One particularly problematic drug interaction in this patient population involves the increased metabolism of hormonal contraceptives by modafinil, armodafinil, and pitolisant.6,21,51 Female patients of childbearing age who wish to use contraception while taking modafinil or armodafinil will need an oral contraceptive that contains progestin and at least 40 mcg of ethinyl estradiol.51 Patients may also use a hormonal intrauterine device, but they should be counseled that the duration of efficacy will be reduced by 1 year.51 Less is known about the full impact of pitolisant on contraception efficacy, but alternative birth control strategies should most likely be considered in females of childbearing age.6,21,51

Sodium oxybate is a schedule III medication that is dispensed by specialty pharmacies.21,32 The restricted distribution is directly related to the abuse potential of the medication.21 Though pharmacists in other settings may not fill the prescription, their knowledge about this unique medication can have a positive impact on patient adherence, drug efficacy, and the management of adverse effects. Food reduces the medication’s absorption and patients must be instructed to stop eating and drinking at least 2 hours before their first dose. Patients will need to set an alarm so that they can wake up and take their second dose in the middle of the night.18,19,32 Because of sodium oxybate’s strong sedative effects, patients should be advised to prepare both doses prior to bedtime by mixing each with one-fourth cup of water. Pharmacists should also continuously emphasize the need to be mindful of sodium intake because an appreciable portion of the recommended daily sodium intake will come from the medication itself.

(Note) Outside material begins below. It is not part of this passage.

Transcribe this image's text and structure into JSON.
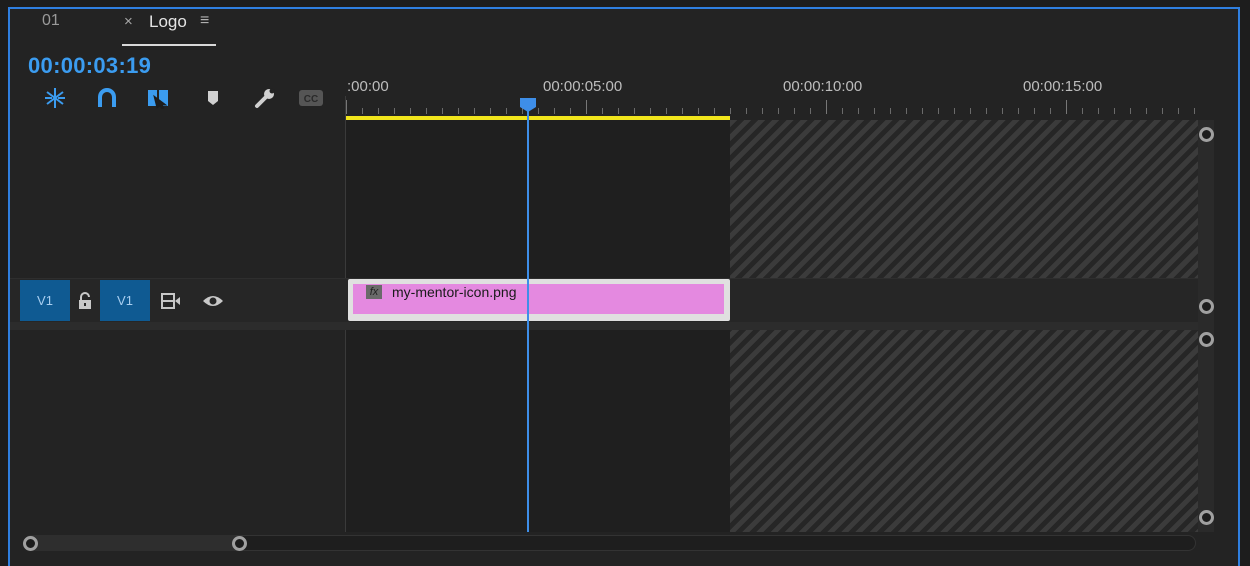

Despite advances in therapy, there is still no cure for narcolepsy. Treatment remains directed at symptom management. Cataplexy, hallucinations, and sleep paralysis may be alleviated with medication, but there will always be some degree of EDS, even with the most optimal pharmacotherapy regimen. Before starting narcolepsy therapy, it is important that families and patients have a clear understanding of the disease, its potential features and progression, and expectations about the efficacy and risks of the available medications.

Many of the therapies for narcolepsy have been on the market for many years, but ongoing research in this disease state has been fruitful. In 2019, 2 novel agents were approved for EDS, each with unique properties that facilitate their role in therapy. It is worth noting that, while these new medications are manufactured by different companies, the published studies for each agent were written by many of the same authors, thus reducing the bias of the data.

Overall, the treatment of narcolepsy is complicated by the potential for tolerance with many of the medications, a variety of adverse effects and drug interactions, concerns regarding symptom rebound, diversion and misuse potential, restrictive prescribing logistics, and high costs. Most of these challenges can be addressed with effective pharmaceutical care, and good communication among the pharmacist, the prescriber, and the patient can help minimize the impact of prescribing challenges and improve access to care.